We acknowledge several notable limitations of this study. First, implementation strategies were reported by a single individual from each facility and may not have reflected the full scope of what was being done at the facility level. However, we have previously found high interrater reliability between multiple respondents from the same facility in a similar study using a similar survey [17]. An additional limitation is the potential for contamination across the randomization arms and unblinding to the process of randomization. While facilities were not made aware that two different policy notices were assigned randomly, it is possible that providers could have communicated and become aware of the randomization process, which may have altered the implementation strategies that were chosen. While the survey provides information about whether facilities used a wide range of strategies, it does not address other key elements about the strategies (e.g., intensity, mechanism, fidelity to the strategy), so a key next step is to collect data that better elucidates how the strategies are used. Another limitation is that respondents may not cognitively distinguish the strategies employed at a particular facility. In addition, they may not appreciate how the implemented strategies were defined or whether the strategies and clusters were useful. We tried to mitigate this limitation by engaging stakeholders in survey development, adding examples relevant to the clinical domain, and clustering the strategies allowed respondents to reach the end of the survey. Nevertheless, future studies could examine whether there were respondent issues and whether our strategies to overcome this limitation are effective. Finally, we conducted multiple statistical tests using a relatively small number of facilities, which allows us to generate hypotheses but not draw definitive conclusions from the findings.
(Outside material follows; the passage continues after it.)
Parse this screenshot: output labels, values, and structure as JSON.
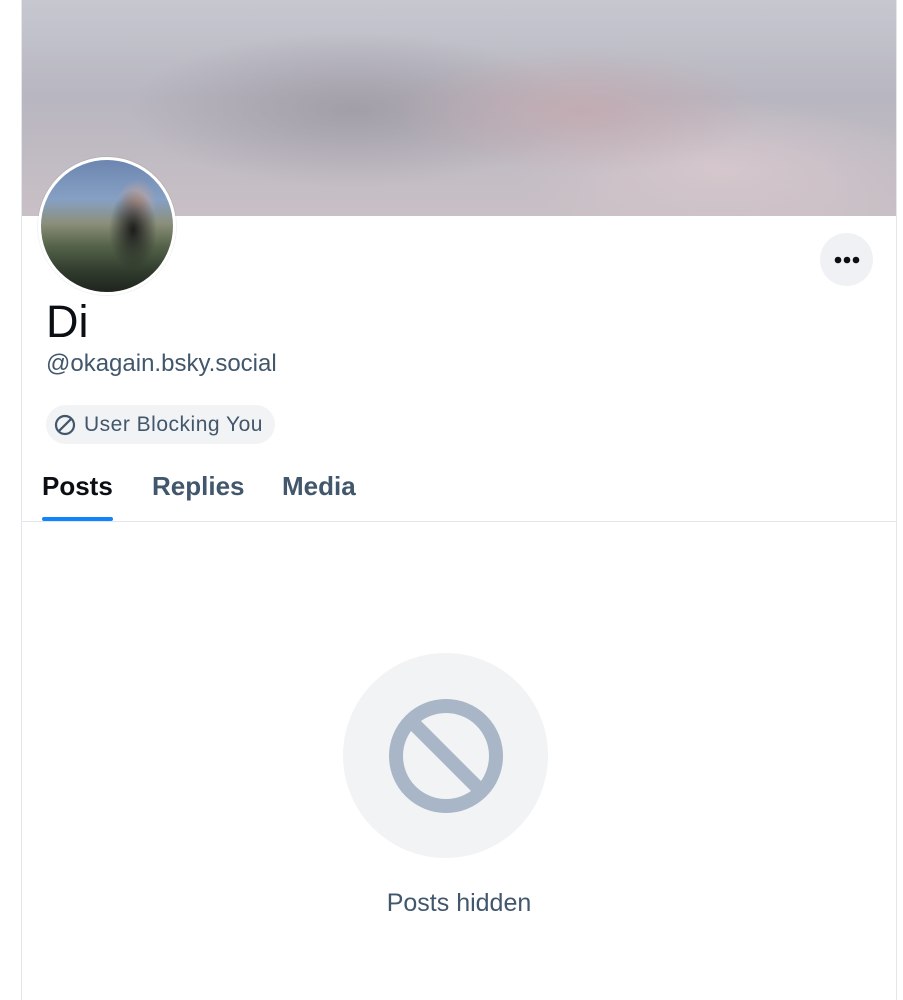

Despite these limitations, this was a national, randomized program evaluation with excellent response rates, and our findings add to a growing body of literature assessing a wide variety of implementation strategies across large-scale implementation efforts.

Conclusions

In conclusion, collecting implementation strategy data in this national randomized program evaluation allowed us to track and compare implementation activities across randomization arms and assess their associations with a meaningful implementation metric: case review completion rates. These findings add to the growing body of literature addressing the measurement and interpretation of implementation strategy data. We found that facilities with more pre-implementation academic detailing and younger implementation points of contact who were more recent to their current role, in addition to facilities using education, adaptation, and tailoring strategies, were more successful in implementing case reviews on very high-risk patients.